Title: New Material
Cast: Riaad Moosa, Joey Rasdien, Vincent Ebrahim, Denise Newman, Carishma Basday, Zakeeya Patel, Rajesh Gopie and Schalk Bezuidenhout
Director: Craig Freimond
THE sequel to Riaad Moosa’s 2012 award-winning film, Material, has opened at cinemas.
Titled New Material, in this instalment we see the story of emerging comedian Cassim Kaif (Moosa) carried forward as the rising star attempts to balance his burgeoning stand-up comedy career with family responsibilities and close friendships.
In the first film, Cassim navigated fulfilling his dream of becoming a stand-up comedian and his relationship with his father Ebrahim (Vincent Ebrahim), who had a dream of his own – for his son to take over the family business.
In New Material the young Muslim comic’s career is taking off but he finds himself juggling additional challenges: in his marriage and as a father, with his ageing parents, and with his best friend-cum-agent, Yusuf (Joey Rasdien).
Yusuf has arranged a national tour for Cassim but he struggles to keep his head above water on the management front, particularly with businessman and tour sponsor Shabir Sulabie (Rajesh Gopie), who keeps demanding more bang for his buck.

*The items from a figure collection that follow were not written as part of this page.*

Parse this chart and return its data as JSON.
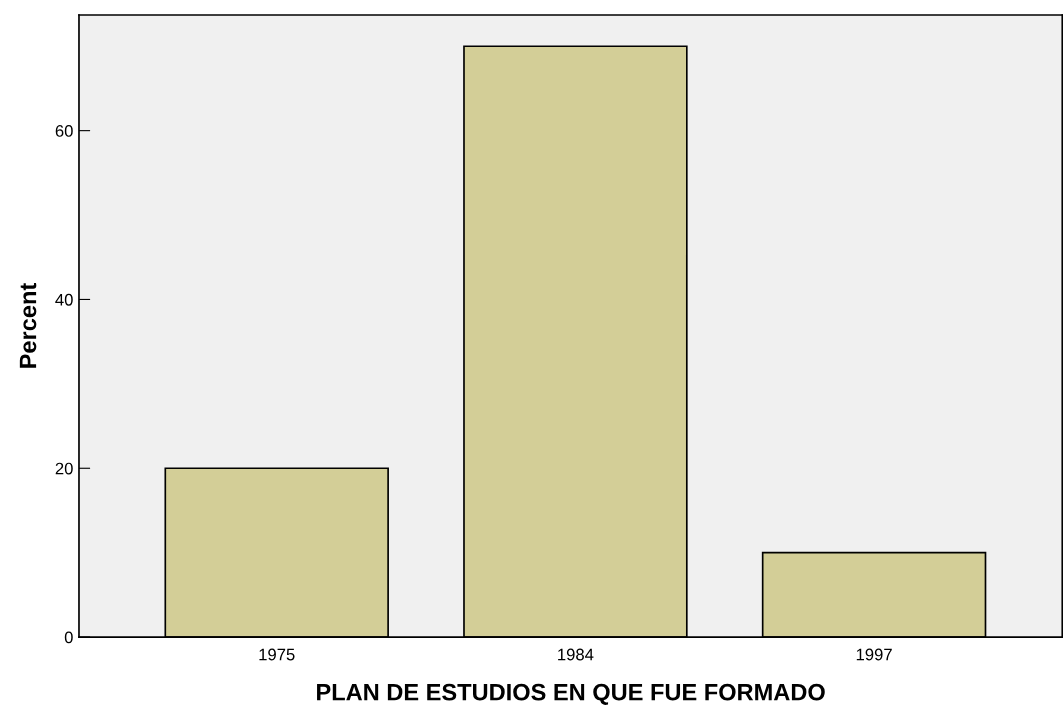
{
  "chart_data": {
    "type": "bar",
    "xlabel": "PLAN DE ESTUDIOS EN QUE FUE FORMADO",
    "ylabel": "Percent",
    "categories": [
      "1975",
      "1984",
      "1997"
    ],
    "values": [
      20,
      70,
      10
    ],
    "color": "#d3ce97",
    "ylim": [
      0,
      73.7
    ],
    "yticks": [
      0,
      20,
      40,
      60
    ],
    "grid": false
  }
}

Added to the mix is an opportunity for Cassim to take his brand of comedy overseas, which lands him at the crossroads of his career with some difficult choices to make.
Set in Fordsburg, Joburg, screenwriters Craig Freimond (also the director), and Moosa have done a commendable job of amalgamating this coming-of-age story with that of the history of this area. An enlightening move on their part.

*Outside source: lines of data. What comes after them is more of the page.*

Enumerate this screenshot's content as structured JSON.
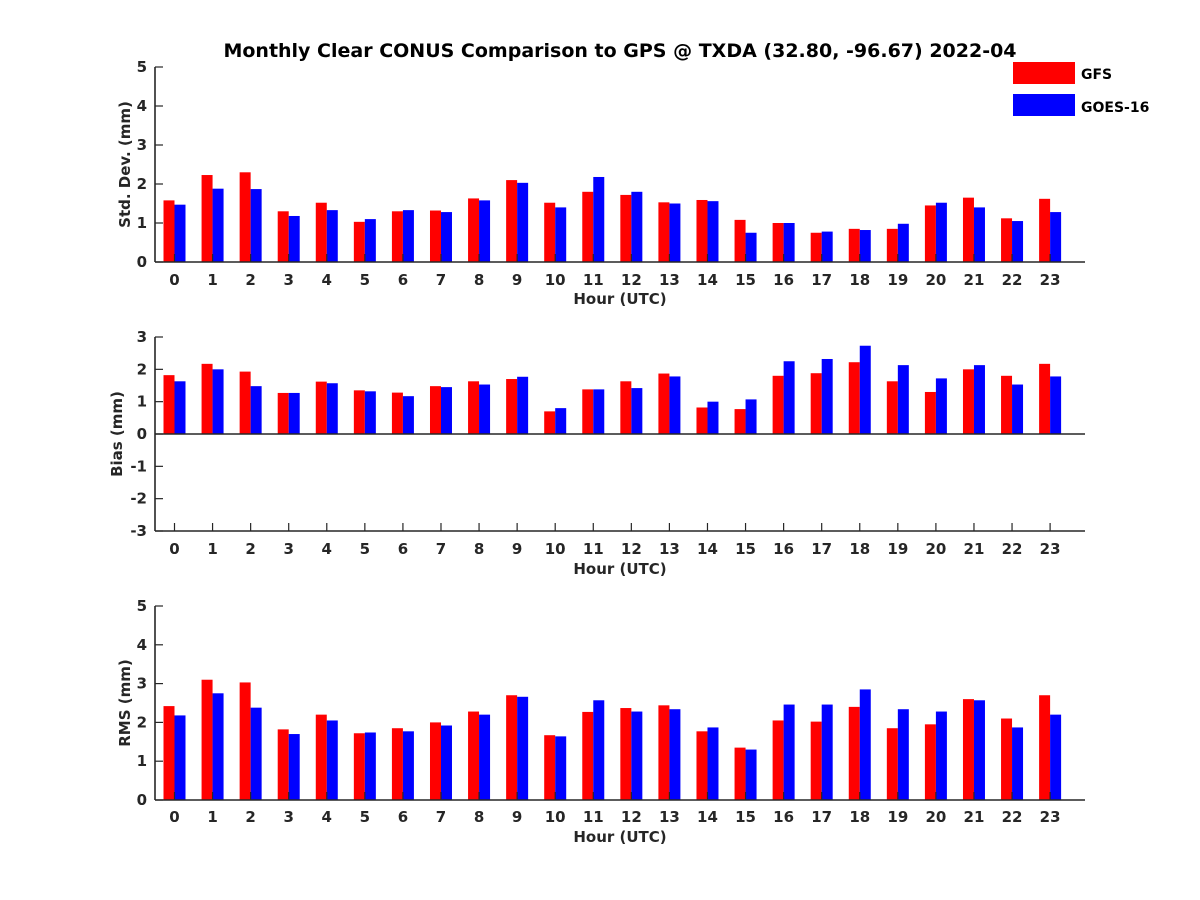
{
  "title": "Monthly Clear CONUS Comparison to GPS @ TXDA (32.80, -96.67) 2022-04",
  "legend": [
    {
      "name": "GFS",
      "color": "#ff0000"
    },
    {
      "name": "GOES-16",
      "color": "#0000ff"
    }
  ],
  "chart_data": [
    {
      "type": "bar",
      "xlabel": "Hour (UTC)",
      "ylabel": "Std. Dev. (mm)",
      "ylim": [
        0,
        5
      ],
      "yticks": [
        0,
        1,
        2,
        3,
        4,
        5
      ],
      "categories": [
        "0",
        "1",
        "2",
        "3",
        "4",
        "5",
        "6",
        "7",
        "8",
        "9",
        "10",
        "11",
        "12",
        "13",
        "14",
        "15",
        "16",
        "17",
        "18",
        "19",
        "20",
        "21",
        "22",
        "23"
      ],
      "series": [
        {
          "name": "GFS",
          "values": [
            1.58,
            2.23,
            2.3,
            1.3,
            1.52,
            1.03,
            1.3,
            1.32,
            1.63,
            2.1,
            1.52,
            1.8,
            1.72,
            1.53,
            1.59,
            1.08,
            1.0,
            0.75,
            0.85,
            0.85,
            1.45,
            1.65,
            1.12,
            1.62
          ]
        },
        {
          "name": "GOES-16",
          "values": [
            1.47,
            1.88,
            1.87,
            1.18,
            1.33,
            1.1,
            1.33,
            1.28,
            1.58,
            2.03,
            1.4,
            2.18,
            1.8,
            1.5,
            1.56,
            0.75,
            1.0,
            0.78,
            0.82,
            0.98,
            1.52,
            1.4,
            1.05,
            1.28
          ]
        }
      ]
    },
    {
      "type": "bar",
      "xlabel": "Hour (UTC)",
      "ylabel": "Bias (mm)",
      "ylim": [
        -3,
        3
      ],
      "yticks": [
        -3,
        -2,
        -1,
        0,
        1,
        2,
        3
      ],
      "categories": [
        "0",
        "1",
        "2",
        "3",
        "4",
        "5",
        "6",
        "7",
        "8",
        "9",
        "10",
        "11",
        "12",
        "13",
        "14",
        "15",
        "16",
        "17",
        "18",
        "19",
        "20",
        "21",
        "22",
        "23"
      ],
      "series": [
        {
          "name": "GFS",
          "values": [
            1.82,
            2.17,
            1.93,
            1.27,
            1.62,
            1.35,
            1.28,
            1.48,
            1.63,
            1.7,
            0.7,
            1.38,
            1.63,
            1.87,
            0.82,
            0.77,
            1.8,
            1.88,
            2.22,
            1.63,
            1.3,
            2.0,
            1.8,
            2.17
          ]
        },
        {
          "name": "GOES-16",
          "values": [
            1.63,
            2.0,
            1.48,
            1.27,
            1.57,
            1.32,
            1.17,
            1.45,
            1.53,
            1.77,
            0.8,
            1.38,
            1.42,
            1.78,
            1.0,
            1.07,
            2.25,
            2.32,
            2.73,
            2.13,
            1.72,
            2.13,
            1.53,
            1.78
          ]
        }
      ]
    },
    {
      "type": "bar",
      "xlabel": "Hour (UTC)",
      "ylabel": "RMS (mm)",
      "ylim": [
        0,
        5
      ],
      "yticks": [
        0,
        1,
        2,
        3,
        4,
        5
      ],
      "categories": [
        "0",
        "1",
        "2",
        "3",
        "4",
        "5",
        "6",
        "7",
        "8",
        "9",
        "10",
        "11",
        "12",
        "13",
        "14",
        "15",
        "16",
        "17",
        "18",
        "19",
        "20",
        "21",
        "22",
        "23"
      ],
      "series": [
        {
          "name": "GFS",
          "values": [
            2.42,
            3.1,
            3.03,
            1.82,
            2.2,
            1.72,
            1.85,
            2.0,
            2.28,
            2.7,
            1.67,
            2.27,
            2.37,
            2.44,
            1.77,
            1.35,
            2.05,
            2.02,
            2.4,
            1.85,
            1.95,
            2.6,
            2.1,
            2.7
          ]
        },
        {
          "name": "GOES-16",
          "values": [
            2.18,
            2.75,
            2.38,
            1.7,
            2.05,
            1.74,
            1.77,
            1.92,
            2.2,
            2.66,
            1.64,
            2.57,
            2.28,
            2.34,
            1.87,
            1.3,
            2.46,
            2.46,
            2.85,
            2.34,
            2.28,
            2.57,
            1.87,
            2.2
          ]
        }
      ]
    }
  ]
}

Laced with themes of community and heritage, the plot of New Material takes one man’s story and turns it into a universal tale that is relatable.
On the cinematography front, Kabelo Thathe’s work has complemented the writer’s efforts with key scenes and locations captured in a manner that transports the viewer into this personal story.

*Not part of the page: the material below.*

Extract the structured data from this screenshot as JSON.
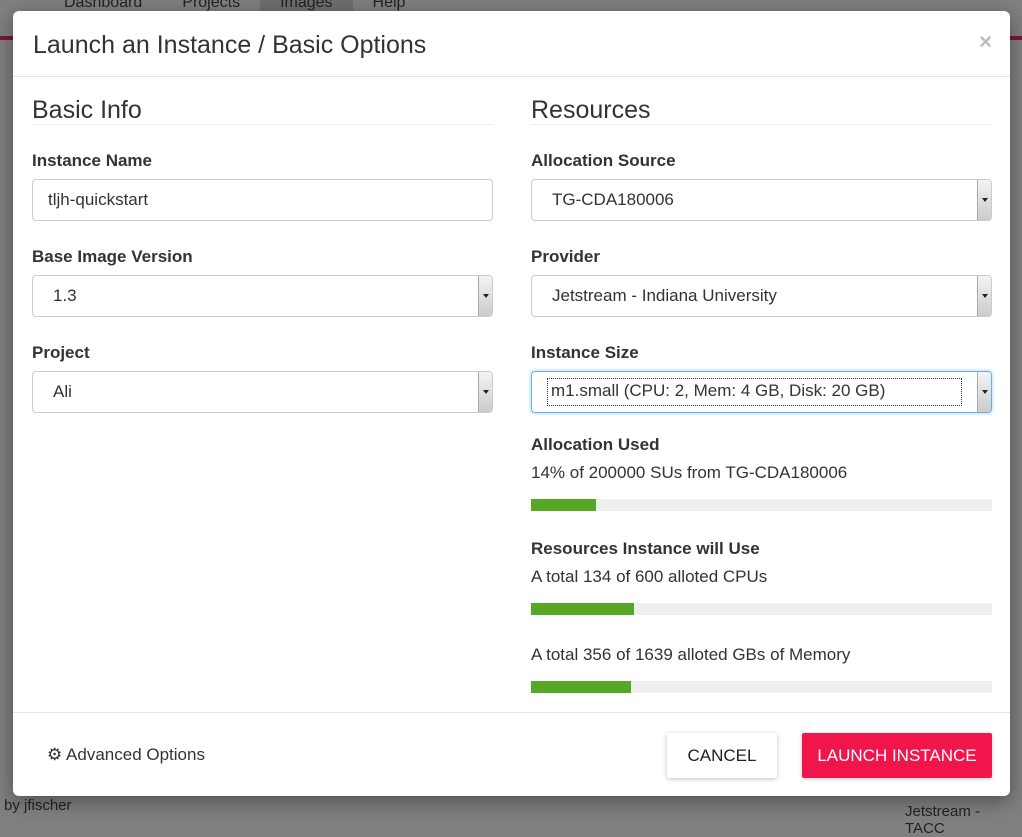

To comment on each actor's performance would be an injustice to this team’s effort – the keyword being team. From the start to the end, the star cast puts their hearts into their respective characters and their performances are felt from a viewer's perspective.
Expect to laugh and cry as this film is loaded with funny moments and those that tug at the heartstrings.
A bonus – as with the first film – is that there are a number of scenes that feature parts of sets by some of South Africa’s leading stand-up comedians.
And even if they are not captured on stage, they are weaved into the storyline, performing supporting roles within the film.
The Covid-19 pandemic has delayed the cinema release of many films.
That New Material has landed on the big screen now when we are in festive/family season, is providential. It is befitting for family viewing (10 – 12 PG), with the added opportunity to share some of South Africa’s heritage and history with younger viewers.